On this there are sharp differences within the government. A fraction within
the finance ministry favours appreciation. Reserve Bank let the Rupee rise in
2002 and 2003. But it could not bring down domestic interest rates enough
because government banks cannot survive without fat margins; and if you keep
interest rates high while appreciating, you attract an uncontrollable flood of
hot money. The one thing that is absolutely worth doing – removing or
abolishing import duties – the finance minister cannot do, for reasons I will
come to. Reserve Bank cannot afford appreciation. And the government will have
to live with it. Reserve Bank will continue to accumulate reserves, and to
issue Market Stabilization Bonds.
The third
question is a more immediate one: what will P Chidambaram do in the budget?
There is no way he can square the circle.

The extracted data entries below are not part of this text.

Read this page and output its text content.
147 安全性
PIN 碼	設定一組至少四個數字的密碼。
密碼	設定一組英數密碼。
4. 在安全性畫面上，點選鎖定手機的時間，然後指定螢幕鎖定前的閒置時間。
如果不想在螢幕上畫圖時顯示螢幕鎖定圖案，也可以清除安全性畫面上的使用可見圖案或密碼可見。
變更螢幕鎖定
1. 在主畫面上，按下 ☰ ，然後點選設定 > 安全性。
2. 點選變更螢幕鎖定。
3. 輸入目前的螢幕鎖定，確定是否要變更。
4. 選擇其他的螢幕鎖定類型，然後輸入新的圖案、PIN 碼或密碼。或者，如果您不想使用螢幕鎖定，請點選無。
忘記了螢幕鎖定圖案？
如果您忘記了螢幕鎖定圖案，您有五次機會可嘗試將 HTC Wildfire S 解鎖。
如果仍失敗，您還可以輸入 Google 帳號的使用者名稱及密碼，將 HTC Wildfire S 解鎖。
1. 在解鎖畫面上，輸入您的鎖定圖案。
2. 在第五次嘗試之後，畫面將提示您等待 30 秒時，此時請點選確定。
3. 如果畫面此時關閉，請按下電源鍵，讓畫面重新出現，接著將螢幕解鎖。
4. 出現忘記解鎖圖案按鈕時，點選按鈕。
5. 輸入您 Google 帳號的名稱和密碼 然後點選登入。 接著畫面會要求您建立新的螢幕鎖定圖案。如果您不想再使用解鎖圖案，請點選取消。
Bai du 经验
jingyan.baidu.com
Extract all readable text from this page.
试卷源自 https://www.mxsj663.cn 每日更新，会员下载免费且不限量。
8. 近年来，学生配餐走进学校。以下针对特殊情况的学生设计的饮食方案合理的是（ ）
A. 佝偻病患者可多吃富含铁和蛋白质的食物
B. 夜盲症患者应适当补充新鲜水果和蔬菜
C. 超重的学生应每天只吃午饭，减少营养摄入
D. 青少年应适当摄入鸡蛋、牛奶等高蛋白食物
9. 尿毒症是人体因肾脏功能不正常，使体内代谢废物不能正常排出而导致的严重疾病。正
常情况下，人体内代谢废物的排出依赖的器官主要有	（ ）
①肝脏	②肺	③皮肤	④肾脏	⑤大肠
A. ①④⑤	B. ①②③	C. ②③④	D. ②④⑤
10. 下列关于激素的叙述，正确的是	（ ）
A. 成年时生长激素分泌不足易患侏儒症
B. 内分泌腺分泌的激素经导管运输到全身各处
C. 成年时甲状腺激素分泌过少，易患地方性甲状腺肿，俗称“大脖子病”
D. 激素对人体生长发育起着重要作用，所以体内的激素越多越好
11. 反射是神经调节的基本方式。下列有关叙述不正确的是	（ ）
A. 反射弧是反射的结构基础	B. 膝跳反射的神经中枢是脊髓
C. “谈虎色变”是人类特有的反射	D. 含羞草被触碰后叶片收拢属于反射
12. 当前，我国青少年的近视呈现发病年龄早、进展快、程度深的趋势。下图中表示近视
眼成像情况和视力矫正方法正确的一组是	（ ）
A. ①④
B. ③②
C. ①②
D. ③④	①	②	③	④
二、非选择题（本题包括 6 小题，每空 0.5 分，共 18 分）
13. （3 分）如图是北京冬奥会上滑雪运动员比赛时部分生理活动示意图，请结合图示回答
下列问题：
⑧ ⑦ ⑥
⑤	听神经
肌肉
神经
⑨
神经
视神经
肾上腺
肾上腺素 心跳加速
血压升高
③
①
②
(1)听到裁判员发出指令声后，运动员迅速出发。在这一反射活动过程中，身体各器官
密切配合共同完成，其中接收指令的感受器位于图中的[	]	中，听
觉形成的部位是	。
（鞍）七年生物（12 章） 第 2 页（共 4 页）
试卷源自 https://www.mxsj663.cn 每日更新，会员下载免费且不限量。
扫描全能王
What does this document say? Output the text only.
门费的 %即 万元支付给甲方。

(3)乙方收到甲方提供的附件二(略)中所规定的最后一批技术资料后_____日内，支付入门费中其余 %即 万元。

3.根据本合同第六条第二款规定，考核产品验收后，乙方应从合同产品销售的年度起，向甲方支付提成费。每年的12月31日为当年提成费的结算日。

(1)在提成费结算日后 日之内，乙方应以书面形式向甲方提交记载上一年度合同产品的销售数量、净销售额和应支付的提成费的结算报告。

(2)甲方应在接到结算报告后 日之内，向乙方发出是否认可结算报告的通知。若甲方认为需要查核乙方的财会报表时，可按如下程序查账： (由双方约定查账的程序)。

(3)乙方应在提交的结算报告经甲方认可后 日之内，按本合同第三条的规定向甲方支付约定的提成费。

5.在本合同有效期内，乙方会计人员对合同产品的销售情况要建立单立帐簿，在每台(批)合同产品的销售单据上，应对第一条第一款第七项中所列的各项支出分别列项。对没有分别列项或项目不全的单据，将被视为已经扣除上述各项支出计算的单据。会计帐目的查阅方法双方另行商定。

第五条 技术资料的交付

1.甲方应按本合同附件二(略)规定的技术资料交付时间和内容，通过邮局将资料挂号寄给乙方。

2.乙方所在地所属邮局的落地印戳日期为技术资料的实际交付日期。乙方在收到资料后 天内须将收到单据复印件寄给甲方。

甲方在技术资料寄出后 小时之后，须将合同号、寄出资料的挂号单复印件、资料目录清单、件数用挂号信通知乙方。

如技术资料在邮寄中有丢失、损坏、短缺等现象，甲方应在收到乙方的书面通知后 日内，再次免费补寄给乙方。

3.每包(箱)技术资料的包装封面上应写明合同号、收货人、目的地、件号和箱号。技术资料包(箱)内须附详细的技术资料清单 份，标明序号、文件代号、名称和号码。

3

Revenue growth this financial year
has been disappointingly. The ministry is off target on fiscal correction. In
the coming year, he will have to find money for the employment guarantee; he
cannot do that and meet his fiscal targets. If he were to reduce customs
duties, he would be off target even more – which is why duty reductions, if
any, will not be significant. So what will he do? He will provide for the
employment guarantee, but will hope it will be slow to take off and will absorb
little money. But – this is the important point – he is very likely to raise
taxes. The VAT regime will freeze indirect taxes, so the increase can only be
in income tax.
And finally –
will universal VAT come on 1 April? Yes – but it will look little different
from the old mess of excise duties and sales taxes. CBEC and state sales tax
departments have been busy copying their old rules into new VAT manuals; so
taxpayers will find it impossible to get VAT credit. We will introduce VAT, but
it will be a many-handed, many-faced Indian VAT.